Quando questionados sobre a principal fonte de informação sobre o coronavírus, só 9% apontaram o governo federal, e fatia menor ainda (4%) se informou majoritariamente por governos estaduais e municipais ou via Legislativo (1,4% - veja no gráfico acima).

Quando a pergunta foi especificamente sobre o governo do presidente Jair Bolsonaro, seis em cada dez brasileiros (60%) também dizem não confiar nada ou confiar pouco no governo.

A "antipolítica" resiste

A desconfiança geral intensifica ainda outra característica histórica da população, que é a aversão à política institucional ou partidária. Há um grau relativamente alto de brasileiros que se dizem interessados por política, mas o número não se reflete em uma ideologia clara.

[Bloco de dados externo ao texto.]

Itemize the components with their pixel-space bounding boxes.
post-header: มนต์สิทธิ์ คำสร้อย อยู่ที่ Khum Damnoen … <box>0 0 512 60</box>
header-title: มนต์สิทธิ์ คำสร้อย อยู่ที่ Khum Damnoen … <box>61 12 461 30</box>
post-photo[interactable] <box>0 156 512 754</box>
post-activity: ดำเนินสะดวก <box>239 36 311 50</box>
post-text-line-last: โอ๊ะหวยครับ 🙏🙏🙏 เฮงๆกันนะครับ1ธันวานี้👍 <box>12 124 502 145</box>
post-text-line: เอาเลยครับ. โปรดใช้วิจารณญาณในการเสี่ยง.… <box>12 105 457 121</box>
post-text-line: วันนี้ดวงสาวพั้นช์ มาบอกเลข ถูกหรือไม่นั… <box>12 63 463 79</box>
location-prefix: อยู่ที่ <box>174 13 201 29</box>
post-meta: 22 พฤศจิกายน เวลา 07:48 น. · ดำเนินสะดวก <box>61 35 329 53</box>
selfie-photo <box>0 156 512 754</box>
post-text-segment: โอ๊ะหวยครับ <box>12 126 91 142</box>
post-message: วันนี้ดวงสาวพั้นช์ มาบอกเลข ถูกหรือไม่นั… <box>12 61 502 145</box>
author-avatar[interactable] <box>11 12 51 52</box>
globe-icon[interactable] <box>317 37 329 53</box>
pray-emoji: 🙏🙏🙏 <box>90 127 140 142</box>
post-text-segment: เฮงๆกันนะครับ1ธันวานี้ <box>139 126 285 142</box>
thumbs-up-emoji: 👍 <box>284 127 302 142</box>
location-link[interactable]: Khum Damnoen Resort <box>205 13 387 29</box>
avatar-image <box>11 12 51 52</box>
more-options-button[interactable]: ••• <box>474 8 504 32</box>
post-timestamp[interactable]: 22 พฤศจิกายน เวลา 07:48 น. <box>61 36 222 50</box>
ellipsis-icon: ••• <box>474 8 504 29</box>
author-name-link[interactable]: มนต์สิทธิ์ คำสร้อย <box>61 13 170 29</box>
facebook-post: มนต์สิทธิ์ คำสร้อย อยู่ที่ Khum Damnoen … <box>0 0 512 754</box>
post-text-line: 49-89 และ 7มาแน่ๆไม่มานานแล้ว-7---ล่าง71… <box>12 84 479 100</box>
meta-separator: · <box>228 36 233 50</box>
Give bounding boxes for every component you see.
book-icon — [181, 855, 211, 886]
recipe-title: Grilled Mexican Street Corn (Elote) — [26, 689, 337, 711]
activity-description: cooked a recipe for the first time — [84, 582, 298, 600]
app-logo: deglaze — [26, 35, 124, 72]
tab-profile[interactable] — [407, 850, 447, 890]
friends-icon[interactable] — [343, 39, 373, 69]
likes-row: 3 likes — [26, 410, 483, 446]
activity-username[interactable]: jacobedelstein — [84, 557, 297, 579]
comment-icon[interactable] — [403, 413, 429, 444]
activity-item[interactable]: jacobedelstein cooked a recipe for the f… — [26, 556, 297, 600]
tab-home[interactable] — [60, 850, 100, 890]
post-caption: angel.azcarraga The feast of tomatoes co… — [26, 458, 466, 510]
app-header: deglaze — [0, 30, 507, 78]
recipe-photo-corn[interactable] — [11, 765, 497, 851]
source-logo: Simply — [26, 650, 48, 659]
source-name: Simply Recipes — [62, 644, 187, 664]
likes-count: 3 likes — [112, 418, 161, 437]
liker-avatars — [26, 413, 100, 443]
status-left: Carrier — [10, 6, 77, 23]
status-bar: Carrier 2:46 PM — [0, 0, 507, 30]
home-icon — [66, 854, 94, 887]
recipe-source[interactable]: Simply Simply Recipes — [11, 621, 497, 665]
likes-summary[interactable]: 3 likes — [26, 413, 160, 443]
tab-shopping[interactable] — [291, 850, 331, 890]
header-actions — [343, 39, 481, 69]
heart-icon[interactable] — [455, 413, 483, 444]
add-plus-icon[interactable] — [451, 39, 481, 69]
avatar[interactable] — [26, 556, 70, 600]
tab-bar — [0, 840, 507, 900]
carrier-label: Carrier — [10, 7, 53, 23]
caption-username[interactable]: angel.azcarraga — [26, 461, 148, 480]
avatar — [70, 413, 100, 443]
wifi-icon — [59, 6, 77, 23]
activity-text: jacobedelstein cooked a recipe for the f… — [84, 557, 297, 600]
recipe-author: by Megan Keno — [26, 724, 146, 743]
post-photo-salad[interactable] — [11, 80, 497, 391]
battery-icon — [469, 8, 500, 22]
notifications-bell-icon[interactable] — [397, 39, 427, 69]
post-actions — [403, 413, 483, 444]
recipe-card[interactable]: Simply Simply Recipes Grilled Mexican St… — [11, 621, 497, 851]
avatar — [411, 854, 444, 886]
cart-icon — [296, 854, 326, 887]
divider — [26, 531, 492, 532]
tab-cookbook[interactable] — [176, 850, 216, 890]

Cerca de 67% da população diz estar interessada em política (dos "às vezes" interessados aos "extremamente" interessados). No grupo com ensino superior, a fatia de interessados sobe e vai a 77%.

Na outra ponta, somente pouco mais da metade dos brasileiros (54%) afirma ter alguma posição política, seja ela de esquerda, direita ou centro. Esquerda e direita estão empatadas na casa dos 20% dos eleitores cada, e o centro vem atrás, com 10%.

"Culturalmente no Brasil, quando alguém define posição política, é como se passasse um recibo de que é manipulado, que tem segundas intenções. É um pouco da nossa cultura também, essa visão de que a política é sempre ruim", diz Machado.

(Arte/Exame)

Antes de momentos como a operação Lava-Jato, que estourou sobretudo a partir de 2015, e o impeachment da ex-presidente Dilma Rousseff em 2016, o número de brasileiros "em cima do muro" estava na casa do um terço, e já era alto, diz Moura, do IDEIA.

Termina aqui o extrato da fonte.